$1 Billion a Year in Redundant Obamacare Programs
Policy + Politics

$1 Billion a Year in Redundant Obamacare Programs

The Health and Human Services Department is shelling out billions of dollars on three new federal programs that essentially do the same thing.

The Affordable Care Act provides funding toward new initiatives aimed at improving the quality of care. But a new report from the HHS Inspector General found that at least three other programs that serve essentially the same purpose are being used by many of the same hospitals.

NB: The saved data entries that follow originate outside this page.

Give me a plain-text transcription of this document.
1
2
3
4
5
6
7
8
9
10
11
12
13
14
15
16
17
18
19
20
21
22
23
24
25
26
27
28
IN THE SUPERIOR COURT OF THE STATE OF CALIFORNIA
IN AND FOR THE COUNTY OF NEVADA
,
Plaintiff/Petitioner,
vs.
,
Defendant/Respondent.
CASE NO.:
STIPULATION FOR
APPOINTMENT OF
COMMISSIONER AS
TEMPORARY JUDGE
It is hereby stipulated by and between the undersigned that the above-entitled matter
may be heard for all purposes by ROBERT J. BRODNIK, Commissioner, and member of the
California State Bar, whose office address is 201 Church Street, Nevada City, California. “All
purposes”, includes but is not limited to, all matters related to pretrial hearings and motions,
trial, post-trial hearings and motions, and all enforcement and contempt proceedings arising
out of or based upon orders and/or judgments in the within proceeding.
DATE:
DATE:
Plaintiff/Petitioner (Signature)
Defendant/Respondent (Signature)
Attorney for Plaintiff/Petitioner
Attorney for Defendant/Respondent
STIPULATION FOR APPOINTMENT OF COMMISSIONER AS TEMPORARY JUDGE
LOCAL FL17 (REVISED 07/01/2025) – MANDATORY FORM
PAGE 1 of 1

Because of this, the inspector general said the agency is paying significantly more than it should be to achieve the same results.

Related: $45 Billion Wasted in Redundant Federal Programs

CMS has a $4 billion contract with quality improvement organizations that are set up to help improve care and reduce readmission rates at hospitals. Some of the work they do includes reducing the use of physical restraints in nursing homes and increasing the use of electronic health records. But many of the hospitals collaborating with those organizations are also involved in two separate federal programs that provide the same or similar services. Those programs—the Hospital Engagement Networks and the Community-Based Care Transition Program---have cost about $500 million to set up.

The report claims that 80 percent of the hospitals that collaborated with quality improvement organizations also collaborated with the two federal programs in 2013. Over that same time period, 85 percent of hospitals that partnered with the organizations also worked with independent entities like insurers and state and local government programs for similar purposes.

The auditors said that the overlap of programs not only wastes money but also makes it difficult to measure which programs are most effective. They criticized CMS for not having better management over the programs and their partner hospitals.

“The overlap among CMS’s quality improvement efforts raises concerns about how well CMS coordinates those efforts,” the inspector general said.

Related: Government Blatantly Wastes $30 Billion a Year

The IG recommended that CMS ramp up its coordination over the programs to avoid further duplication. The agency concurred, though it cautioned the IG to assume that any money had been wasted.

“It is important to note that focus on the same goals through different means does not necessarily equate to duplication, waste or inefficiency,” CMS officials said in their response to the report.

Duplication among federal programs is nothing new. Last year, the Government Accountability Office estimated that the government spent about $45 billion in redundant federal programs. The GAO keeps a list of the agencies that are most fraught with overlap and duplication and the Health and Human Services Department is no stranger to that list.

Last year, the auditors reported that 10 different agencies within HHS provide similar services relating to AIDS outreach in minority communities while 11 different agencies perform autism research without properly coordinating their efforts.

The latest IG report just adds a few new programs to that list. “Our findings underscore that overlap remains a concern,” the auditors said.